Doctors told me that I put too much pressure on myself, that I drank too much diet coke, that I had anxiety and depression, that my ailments were my own fault or, even worse, in my head. It was years of unrelenting self-advocacy, but by February 2016, I was not only effectively bedridden but also had lost a lot of cognitive function. Though I used to love getting lost in books, I suddenly struggled to even read a restaurant menu and, in the instances that I could comprehend the words, I was unable to recall them even seconds later. My body and my brain had been besieged by bugs, and I could do nothing but sit back and watch.
My Lyme Diagnosis
With my diagnosis came immediate relief, but that relief was all too temporary. Lyme disease felt like the answer I had been waiting for, but with the lack of research and understanding, I soon realized that a Lyme diagnosis didn’t win me any battles, it only redirected me towards new ones. Even though both my ELISA and Western Blot tests came back positive along with a whole host of coinfections, the campus medical center still denied that I had Lyme disease at all. For the doctors that did trust the diagnosis, there was absolutely no standard of care. This left me, a very sick patient with absolutely no medical experience, to make far too many decisions for myself based on very little experimental evidence.

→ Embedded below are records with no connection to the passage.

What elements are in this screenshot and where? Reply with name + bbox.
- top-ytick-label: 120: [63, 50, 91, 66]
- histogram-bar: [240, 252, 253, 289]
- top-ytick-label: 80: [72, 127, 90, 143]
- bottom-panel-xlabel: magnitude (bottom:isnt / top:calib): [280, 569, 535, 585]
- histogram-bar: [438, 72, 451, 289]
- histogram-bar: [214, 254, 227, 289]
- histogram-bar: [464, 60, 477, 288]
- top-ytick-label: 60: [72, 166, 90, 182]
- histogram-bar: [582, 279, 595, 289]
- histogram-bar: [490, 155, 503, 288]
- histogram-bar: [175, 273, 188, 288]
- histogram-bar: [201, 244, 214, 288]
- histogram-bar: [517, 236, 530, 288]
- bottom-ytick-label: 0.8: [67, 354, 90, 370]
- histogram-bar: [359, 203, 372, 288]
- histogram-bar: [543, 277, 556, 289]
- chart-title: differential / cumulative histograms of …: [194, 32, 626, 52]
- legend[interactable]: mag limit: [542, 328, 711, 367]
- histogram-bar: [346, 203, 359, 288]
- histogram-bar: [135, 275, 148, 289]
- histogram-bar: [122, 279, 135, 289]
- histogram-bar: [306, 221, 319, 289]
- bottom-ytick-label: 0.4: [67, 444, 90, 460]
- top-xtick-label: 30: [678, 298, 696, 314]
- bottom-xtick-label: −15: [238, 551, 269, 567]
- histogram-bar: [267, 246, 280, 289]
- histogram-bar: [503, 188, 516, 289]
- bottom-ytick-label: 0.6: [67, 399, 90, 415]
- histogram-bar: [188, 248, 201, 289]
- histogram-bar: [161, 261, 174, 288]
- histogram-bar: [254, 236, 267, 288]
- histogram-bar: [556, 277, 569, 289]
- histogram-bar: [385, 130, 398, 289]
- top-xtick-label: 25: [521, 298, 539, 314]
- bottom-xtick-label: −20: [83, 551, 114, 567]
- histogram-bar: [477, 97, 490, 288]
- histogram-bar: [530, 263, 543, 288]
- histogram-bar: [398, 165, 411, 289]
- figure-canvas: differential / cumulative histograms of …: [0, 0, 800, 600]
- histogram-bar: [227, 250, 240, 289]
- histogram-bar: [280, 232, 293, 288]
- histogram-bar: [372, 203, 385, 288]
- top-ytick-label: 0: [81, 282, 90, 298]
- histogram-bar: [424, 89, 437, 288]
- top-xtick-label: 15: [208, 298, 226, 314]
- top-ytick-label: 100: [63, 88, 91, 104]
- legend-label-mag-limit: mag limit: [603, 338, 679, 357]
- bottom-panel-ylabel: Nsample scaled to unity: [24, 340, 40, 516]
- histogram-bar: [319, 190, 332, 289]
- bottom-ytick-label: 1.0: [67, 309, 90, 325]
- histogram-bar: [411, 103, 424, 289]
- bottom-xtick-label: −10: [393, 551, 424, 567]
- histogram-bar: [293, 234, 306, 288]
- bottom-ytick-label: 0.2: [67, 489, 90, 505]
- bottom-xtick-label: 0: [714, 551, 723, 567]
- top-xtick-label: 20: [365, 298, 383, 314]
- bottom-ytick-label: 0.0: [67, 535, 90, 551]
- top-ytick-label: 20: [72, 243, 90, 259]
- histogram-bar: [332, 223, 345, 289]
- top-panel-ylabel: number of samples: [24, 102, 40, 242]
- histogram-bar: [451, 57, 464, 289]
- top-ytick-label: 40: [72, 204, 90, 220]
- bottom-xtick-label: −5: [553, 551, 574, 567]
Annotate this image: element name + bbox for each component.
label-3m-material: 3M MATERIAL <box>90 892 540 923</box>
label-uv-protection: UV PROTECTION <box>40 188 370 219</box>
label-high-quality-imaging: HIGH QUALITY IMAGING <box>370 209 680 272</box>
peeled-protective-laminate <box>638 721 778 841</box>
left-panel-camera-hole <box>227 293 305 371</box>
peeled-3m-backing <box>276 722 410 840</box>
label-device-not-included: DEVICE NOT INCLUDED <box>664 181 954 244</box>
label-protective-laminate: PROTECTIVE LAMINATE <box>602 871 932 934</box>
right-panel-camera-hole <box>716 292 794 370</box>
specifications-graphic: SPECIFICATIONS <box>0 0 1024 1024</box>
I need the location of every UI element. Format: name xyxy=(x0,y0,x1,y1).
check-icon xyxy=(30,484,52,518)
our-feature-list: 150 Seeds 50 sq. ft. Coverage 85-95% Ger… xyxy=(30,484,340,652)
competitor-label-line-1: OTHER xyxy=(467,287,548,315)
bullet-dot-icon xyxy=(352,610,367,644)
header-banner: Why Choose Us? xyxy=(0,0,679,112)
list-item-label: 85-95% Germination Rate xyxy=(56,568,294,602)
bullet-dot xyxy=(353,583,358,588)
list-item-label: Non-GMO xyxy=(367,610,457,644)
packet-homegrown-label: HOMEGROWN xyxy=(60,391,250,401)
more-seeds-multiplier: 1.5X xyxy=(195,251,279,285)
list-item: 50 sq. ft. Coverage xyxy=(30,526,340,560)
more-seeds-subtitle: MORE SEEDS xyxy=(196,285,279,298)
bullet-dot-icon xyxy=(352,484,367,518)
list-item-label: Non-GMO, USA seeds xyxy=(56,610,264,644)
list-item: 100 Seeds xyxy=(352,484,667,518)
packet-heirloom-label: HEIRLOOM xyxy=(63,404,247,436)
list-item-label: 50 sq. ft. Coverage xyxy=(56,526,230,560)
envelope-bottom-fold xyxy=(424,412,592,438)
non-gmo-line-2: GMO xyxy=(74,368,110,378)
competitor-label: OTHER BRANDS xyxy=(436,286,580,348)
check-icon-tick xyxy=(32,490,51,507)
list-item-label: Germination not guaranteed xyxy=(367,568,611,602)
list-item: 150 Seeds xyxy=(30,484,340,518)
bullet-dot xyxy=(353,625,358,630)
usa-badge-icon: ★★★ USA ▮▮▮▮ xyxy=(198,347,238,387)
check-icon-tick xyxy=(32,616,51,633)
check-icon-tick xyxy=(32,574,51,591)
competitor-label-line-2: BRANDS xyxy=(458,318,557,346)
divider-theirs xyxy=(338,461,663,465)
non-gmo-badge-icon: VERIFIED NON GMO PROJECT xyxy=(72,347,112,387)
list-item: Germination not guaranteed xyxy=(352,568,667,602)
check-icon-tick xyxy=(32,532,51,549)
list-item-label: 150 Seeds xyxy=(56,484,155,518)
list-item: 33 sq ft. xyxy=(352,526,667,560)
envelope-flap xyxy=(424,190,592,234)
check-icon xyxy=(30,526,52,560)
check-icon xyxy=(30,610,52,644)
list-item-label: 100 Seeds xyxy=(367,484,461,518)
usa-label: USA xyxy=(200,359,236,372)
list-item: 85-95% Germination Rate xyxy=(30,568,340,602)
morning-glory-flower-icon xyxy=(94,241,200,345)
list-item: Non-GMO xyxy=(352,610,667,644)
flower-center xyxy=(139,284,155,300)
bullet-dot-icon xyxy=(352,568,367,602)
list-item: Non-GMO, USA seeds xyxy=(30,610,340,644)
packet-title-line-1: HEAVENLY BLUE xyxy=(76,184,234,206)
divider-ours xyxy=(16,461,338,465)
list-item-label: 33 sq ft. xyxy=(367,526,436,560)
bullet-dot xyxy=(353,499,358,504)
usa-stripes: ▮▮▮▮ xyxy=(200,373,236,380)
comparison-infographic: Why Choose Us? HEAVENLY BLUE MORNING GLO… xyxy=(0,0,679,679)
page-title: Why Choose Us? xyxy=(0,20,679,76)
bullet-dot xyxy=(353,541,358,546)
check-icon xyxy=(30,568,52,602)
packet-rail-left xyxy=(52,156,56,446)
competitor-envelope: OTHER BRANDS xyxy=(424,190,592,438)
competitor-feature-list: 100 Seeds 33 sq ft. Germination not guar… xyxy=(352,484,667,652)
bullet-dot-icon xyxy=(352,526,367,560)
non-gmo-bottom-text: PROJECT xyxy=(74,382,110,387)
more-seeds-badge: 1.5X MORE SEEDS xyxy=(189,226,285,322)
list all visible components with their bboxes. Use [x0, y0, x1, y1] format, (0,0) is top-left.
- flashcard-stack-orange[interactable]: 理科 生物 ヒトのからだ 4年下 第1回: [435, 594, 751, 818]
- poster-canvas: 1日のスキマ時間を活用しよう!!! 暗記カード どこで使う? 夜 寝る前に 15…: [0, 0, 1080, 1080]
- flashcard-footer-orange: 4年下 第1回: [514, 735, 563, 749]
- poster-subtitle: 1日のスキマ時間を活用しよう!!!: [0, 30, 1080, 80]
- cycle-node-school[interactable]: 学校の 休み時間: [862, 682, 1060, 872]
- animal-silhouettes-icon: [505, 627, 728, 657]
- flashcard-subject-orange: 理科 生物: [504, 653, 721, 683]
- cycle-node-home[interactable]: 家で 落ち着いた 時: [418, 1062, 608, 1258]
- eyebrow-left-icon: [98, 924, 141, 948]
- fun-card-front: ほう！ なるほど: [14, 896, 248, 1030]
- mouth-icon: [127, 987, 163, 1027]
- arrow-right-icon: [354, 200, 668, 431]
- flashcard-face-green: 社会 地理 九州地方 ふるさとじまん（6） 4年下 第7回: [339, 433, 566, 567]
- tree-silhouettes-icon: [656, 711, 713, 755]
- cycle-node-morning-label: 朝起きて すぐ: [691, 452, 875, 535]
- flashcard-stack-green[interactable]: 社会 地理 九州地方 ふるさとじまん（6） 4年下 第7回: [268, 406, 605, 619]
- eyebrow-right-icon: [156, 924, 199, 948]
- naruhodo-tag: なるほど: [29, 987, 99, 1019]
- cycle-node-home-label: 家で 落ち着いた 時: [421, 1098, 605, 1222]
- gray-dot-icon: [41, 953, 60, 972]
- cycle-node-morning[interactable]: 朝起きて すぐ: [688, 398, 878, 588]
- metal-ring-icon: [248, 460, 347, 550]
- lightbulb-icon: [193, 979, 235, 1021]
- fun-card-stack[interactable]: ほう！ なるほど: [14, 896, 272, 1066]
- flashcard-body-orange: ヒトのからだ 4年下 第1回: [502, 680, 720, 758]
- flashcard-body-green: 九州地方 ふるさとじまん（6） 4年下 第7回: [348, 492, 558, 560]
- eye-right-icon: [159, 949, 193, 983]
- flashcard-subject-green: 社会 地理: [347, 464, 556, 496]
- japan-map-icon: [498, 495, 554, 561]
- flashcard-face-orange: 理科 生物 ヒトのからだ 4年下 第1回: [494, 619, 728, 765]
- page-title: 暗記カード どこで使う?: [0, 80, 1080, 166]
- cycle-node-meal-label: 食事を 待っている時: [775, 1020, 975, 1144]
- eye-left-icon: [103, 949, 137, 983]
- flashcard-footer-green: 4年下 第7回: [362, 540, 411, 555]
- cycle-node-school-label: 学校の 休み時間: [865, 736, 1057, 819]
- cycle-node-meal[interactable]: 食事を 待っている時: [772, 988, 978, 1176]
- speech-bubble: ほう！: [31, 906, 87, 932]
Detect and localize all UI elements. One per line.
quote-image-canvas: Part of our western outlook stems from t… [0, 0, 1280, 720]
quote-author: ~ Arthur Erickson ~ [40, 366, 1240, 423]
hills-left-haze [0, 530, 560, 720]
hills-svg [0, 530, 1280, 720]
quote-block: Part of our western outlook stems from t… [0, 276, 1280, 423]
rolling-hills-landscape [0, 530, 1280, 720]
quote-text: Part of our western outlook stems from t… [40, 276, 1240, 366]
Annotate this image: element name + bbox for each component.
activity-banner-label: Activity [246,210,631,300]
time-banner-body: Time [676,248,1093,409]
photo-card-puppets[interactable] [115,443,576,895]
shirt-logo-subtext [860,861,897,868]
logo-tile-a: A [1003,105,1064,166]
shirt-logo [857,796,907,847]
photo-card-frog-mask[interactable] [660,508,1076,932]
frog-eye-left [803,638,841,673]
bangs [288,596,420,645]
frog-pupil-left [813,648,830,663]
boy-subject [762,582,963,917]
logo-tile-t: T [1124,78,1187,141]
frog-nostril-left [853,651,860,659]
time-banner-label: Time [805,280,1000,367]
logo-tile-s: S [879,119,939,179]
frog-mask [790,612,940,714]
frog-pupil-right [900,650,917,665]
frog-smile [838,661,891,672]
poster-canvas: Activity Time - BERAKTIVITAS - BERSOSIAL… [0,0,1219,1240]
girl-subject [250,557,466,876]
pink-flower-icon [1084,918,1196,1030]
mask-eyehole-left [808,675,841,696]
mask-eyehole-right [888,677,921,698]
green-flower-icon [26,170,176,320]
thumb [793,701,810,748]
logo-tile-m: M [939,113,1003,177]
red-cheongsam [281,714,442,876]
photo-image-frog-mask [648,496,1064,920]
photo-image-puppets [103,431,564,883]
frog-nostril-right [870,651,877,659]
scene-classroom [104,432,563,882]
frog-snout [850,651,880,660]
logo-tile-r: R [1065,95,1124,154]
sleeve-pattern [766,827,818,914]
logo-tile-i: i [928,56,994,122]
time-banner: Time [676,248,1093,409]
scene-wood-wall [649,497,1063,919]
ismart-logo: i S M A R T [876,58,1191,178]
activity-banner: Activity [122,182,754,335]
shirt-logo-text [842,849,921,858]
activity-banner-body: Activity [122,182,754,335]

I’ve always thought in very binary terms – black and white, ones and zeros, on and off – but I found myself navigating a sea of unfamiliar grey space. I settled on a treatment protocol that was meant to address the disease aggressively, even though that meant taking 54 pills and supplements daily as well as self-administering IV antibiotics 3-7 times daily through a PICC line in my right arm. I decided that all of this would be worth it because it would allow me to heal in time for graduation and the start date of my new job. All I desperately wanted was to be able to resume the life that I had worked so hard to plan for myself.
Those self-imposed deadlines came and went quickly - because my disease went undiagnosed for so long, my immune system couldn’t handle even the normal environmental toxins that it was exposed to. In addition to my multiple systemic infectious diseases, I was also fighting chronic active Epstein-Barr Virus, heavy metal poisoning, and mold toxicity. Still to this day, I’m not where I expected to be and I’m certainly not where I had hoped to be, but I have worked relentlessly to give my body the tools to get on the winning side of this fight.
No matter how physically and emotionally taxing my treatment has been, the struggle for a diagnosis will always be infinitely harder. With treatment, I know that I am always working towards a goal and tracking measurable changes, but the path to diagnosis was an act of blind trust in my body over every doctor I saw. Trying to heal without a diagnosis was like trying to pass a test without even knowing the questions being asked, and I’m so grateful that I never stopped searching for the answers.